英語に関しては殆どの人が現在進行形で学習中であると思います。なぜ大学に入ってから頑張るのでしょう?本当に学ぶ気持ちがあれば、今この時から、独学でも、ラジオ講座でも語学を学ぶことは可能です。

 

「進学すれば貴学でコミュニケーション能力を高められると思い志望しました」

大学に進学したからと言ってコミュニケーション能力は急に身につきませんし、そういった機会をわかりやすく提示してもらえるわけではありません。本人の心掛けと取り組む意欲の問題なので語学と同様に入学を待つ必要は無いかと思います。

 

・・・毒のあるコメントだと思われた方もいらっしゃると思いますが、少し意識するだけで変わるという意味であえて例として挙げて書かせていただきました。「研究機関である大学で何を研究するために進学するのか」ということが志望理由書で非常に重要な点となります。細部について言葉が足りない文章は、その研究テーマについても説明が足りない、説明が浅いという傾向があります。

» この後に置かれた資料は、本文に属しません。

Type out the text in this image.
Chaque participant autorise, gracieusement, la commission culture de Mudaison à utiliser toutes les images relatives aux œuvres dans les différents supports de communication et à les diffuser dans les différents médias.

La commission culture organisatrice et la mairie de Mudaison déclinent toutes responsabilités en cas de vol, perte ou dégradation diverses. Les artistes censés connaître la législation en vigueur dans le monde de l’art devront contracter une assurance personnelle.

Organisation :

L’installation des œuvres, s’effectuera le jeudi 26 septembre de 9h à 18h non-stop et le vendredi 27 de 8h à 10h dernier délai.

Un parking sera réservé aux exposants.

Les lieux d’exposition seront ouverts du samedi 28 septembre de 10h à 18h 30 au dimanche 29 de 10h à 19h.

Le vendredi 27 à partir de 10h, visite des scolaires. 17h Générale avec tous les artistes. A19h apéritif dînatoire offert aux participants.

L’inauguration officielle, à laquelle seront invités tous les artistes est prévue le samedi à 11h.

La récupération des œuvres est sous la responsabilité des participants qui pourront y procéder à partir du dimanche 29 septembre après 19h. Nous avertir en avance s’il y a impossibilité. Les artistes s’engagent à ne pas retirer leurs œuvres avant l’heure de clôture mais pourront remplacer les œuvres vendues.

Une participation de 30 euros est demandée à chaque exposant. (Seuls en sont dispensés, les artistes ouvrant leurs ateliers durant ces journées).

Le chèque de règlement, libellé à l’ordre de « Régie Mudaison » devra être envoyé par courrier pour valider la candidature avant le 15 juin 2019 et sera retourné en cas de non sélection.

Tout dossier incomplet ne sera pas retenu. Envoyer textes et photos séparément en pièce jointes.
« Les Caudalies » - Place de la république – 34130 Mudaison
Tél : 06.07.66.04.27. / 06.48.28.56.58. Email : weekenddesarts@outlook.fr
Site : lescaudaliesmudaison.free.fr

当然すぎて、自分の中では筋道が立っているが書くことを失念しただけであるかもしれませんが、簡潔にする必要はあるものの、見ず知らずの人に自分の考えていることを、自分の意欲を伝えなくてはならないという点を再確認して欲しいと思います。

 

私自身の事ですが、入学後、シラバスを片手に受講する講義を考えている時「もう苦手な古典で苦しまなくていい、嫌いな数学をやらなくていい、自分の好きな事だけ勉強すればいいなんてなんてシアワセなんだ!」と心の底から思ったものです。大学は自分が選んだ学びの道を思いっきり追求できる場です。好きな事を好きなだけ学べること、それを生活の中心にしていいということに喜びを感じる経験をぜひして欲しいと思います。